Alert Manager

Installation and Configuration

Note

If you are already running the Prometheus AlertManager you can skip this section and add the alarms described in the next section to your rules file.

AlertManager is part of the Prometheus distribution and should already be installed in your system after completing the installation process, see more details here.

Now you just need to enable and start the AlertManager service:

systemctl enable --now opennebula-alertmanager.service

The configuration file for the AlertManager can be found in /etc/one/alertmanager/alertmanager.yml. By default, the only receiver configured is a webhook listening on a local port. AlertManager includes several options to notify the alarms, please refer to the Prometheus documentation on Alerting Configuration to setup your own receiver.

route:
  group_by: ['alertname']
  group_wait: 30s
  group_interval: 5m
  repeat_interval: 1h
  receiver: 'web.hook'
receivers:
  - name: 'web.hook'
    webhook_configs:
      - url: 'http://127.0.0.1:5001/'
inhibit_rules:
  - source_match:
      severity: 'critical'
    target_match:
      severity: 'warning'
    equal: ['alertname', 'dev', 'instance']

Alerts Rules

We provide some pre-defined alert rules that cover the most common use cases for an OpenNebula cloud. These rules are not intended to use as-is, but as a starting point to define the alert situations for your specific use case. Please review the Prometheus documentation to adapt the provided alert rules.

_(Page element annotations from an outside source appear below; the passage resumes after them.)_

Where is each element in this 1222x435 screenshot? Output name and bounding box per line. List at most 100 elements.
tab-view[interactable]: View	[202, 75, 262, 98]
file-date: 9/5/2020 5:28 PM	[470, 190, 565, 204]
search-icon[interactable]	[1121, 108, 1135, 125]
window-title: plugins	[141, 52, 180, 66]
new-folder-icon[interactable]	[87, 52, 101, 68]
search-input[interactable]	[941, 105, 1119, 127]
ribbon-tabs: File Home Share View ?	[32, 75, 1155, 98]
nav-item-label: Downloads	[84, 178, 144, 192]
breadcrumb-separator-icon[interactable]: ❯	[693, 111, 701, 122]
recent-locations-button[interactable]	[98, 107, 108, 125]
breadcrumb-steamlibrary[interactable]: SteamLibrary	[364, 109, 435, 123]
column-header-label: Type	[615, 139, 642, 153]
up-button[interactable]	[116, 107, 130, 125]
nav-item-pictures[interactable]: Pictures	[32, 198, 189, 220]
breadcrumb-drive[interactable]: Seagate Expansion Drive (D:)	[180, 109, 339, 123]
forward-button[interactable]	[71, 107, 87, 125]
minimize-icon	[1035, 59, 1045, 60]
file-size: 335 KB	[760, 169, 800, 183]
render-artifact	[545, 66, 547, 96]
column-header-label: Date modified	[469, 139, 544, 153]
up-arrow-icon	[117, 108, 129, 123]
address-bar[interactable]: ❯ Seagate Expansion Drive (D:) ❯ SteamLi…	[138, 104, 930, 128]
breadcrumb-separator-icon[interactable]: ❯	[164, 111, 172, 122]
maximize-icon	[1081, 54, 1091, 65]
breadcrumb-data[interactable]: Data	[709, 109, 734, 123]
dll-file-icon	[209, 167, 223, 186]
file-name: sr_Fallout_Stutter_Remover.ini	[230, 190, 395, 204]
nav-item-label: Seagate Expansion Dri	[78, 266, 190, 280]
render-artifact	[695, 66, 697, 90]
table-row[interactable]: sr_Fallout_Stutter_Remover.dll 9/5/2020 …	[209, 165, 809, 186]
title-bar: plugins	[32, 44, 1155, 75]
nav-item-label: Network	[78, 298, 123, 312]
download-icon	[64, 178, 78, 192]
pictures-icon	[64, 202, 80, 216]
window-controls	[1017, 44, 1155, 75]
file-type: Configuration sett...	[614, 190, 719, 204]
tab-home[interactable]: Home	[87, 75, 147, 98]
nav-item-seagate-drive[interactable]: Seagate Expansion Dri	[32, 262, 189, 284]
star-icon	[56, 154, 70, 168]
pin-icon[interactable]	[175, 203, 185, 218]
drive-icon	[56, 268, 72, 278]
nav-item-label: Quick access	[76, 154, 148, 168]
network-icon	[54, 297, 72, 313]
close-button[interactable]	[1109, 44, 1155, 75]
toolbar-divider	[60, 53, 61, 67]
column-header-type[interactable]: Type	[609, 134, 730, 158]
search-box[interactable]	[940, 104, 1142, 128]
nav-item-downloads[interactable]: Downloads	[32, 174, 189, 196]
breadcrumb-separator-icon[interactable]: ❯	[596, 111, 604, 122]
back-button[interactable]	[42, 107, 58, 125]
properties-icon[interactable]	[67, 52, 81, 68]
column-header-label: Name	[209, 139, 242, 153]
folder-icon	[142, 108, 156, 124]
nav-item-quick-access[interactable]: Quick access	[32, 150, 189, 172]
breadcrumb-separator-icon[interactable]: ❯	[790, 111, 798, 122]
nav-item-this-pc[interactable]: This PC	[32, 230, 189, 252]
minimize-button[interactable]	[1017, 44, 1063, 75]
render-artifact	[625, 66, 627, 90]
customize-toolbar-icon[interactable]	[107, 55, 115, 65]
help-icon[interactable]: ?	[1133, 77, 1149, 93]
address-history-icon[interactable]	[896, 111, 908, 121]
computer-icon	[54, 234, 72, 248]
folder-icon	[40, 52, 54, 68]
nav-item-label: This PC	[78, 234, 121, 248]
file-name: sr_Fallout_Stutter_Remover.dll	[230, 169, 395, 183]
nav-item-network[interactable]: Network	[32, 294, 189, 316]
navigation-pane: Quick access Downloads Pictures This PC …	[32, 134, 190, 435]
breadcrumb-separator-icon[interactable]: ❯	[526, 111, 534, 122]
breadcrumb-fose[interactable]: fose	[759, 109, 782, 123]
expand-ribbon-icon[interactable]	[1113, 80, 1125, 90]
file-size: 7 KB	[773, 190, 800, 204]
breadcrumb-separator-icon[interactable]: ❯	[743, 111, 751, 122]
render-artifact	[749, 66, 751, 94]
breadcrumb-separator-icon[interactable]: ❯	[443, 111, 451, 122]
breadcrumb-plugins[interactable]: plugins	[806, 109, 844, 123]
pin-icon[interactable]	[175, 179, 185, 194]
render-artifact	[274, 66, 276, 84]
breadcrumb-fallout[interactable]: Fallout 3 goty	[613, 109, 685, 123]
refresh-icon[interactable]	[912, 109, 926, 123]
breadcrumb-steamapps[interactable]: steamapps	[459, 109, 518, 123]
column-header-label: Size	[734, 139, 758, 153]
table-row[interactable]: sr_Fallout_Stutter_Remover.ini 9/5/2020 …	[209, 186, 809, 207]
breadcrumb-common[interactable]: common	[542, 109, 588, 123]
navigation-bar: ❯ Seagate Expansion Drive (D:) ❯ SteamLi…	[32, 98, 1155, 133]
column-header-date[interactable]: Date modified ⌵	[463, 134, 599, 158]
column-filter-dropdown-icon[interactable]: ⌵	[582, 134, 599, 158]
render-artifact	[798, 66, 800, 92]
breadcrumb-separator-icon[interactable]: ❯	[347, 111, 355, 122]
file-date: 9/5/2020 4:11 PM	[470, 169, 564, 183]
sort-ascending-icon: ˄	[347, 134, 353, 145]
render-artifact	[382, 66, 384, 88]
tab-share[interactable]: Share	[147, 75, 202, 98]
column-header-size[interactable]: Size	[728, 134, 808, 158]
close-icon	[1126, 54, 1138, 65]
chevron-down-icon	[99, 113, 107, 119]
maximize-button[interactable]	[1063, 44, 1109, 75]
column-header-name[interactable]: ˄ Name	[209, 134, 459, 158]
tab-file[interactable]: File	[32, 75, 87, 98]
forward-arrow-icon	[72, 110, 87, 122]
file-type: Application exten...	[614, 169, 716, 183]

Alert Rules can be found in /etc/one/prometheus/rules.yml

Group: AllInstances

Name

Severity

Description

InstanceDown

critical

Server is down for more than 30s

up == 0

DiskFree

warning

Server has less than 10% of free space in rootfs

(node_filesystem_avail_bytes{mountpoint="/",fstype!="rootfs"} / ...) <= 10

FreeMemory10

warning

Server has less than 10% of free memory

((node_memory_MemFree_bytes * 100) / node_memory_MemTotal_bytes) <= 10

LoadAverage15

warning

Server has more that 90% of load average in last 15 minutes

node_load15 > 90

RebootInLast5Minutes

Server has has been rebooted in last 5 minutes

rate(node_boot_time_seconds[5m]) > 0

Group: OpenNebulaHosts

Name

Severity

Description

HostDown

critical

OpenNebula Host is down for more than 30s

opennebula_host_state != 2

LibvirtDown

critical

Libvirt daemon on host has been down for more than 30 seconds

opennebula_libvirt_daemon_up == 0

Group: OpenNebulaVirtualMachines

Name

Severity

Description

VMFailed

critical

OpenNebula VMs in failed state more than 30 seconds

count(opennebula_vm_lcm_state == 44 or ...) > 0

VMPending

critical

OpenNebula VMs in pending state more than 300 seconds

count(opennebula_vm_state == 1) > 0

Group: OpenNebulaServices

Name

Severity

Description

OnedDown

critical

OpenNebula oned service is down for more than 30s

opennebula_oned_state == 0

SchedulerDown

critical

OpenNebula scheduler service is down for more than 30s

opennebula_scheduler_state == 0

HookManagerDown

critical

OpenNebula hook manager service is down for more than 30s

opennebula_hem_state == 0

Setting up Alarms for OpenNebula in HA

Important

To avoid duplicate alert notifications you should configure all your alertmanager instances to run in HA mode, then point all your prometheus instances to them.

Please refer to the Using Prometheus with OpenNebula in HA section for details.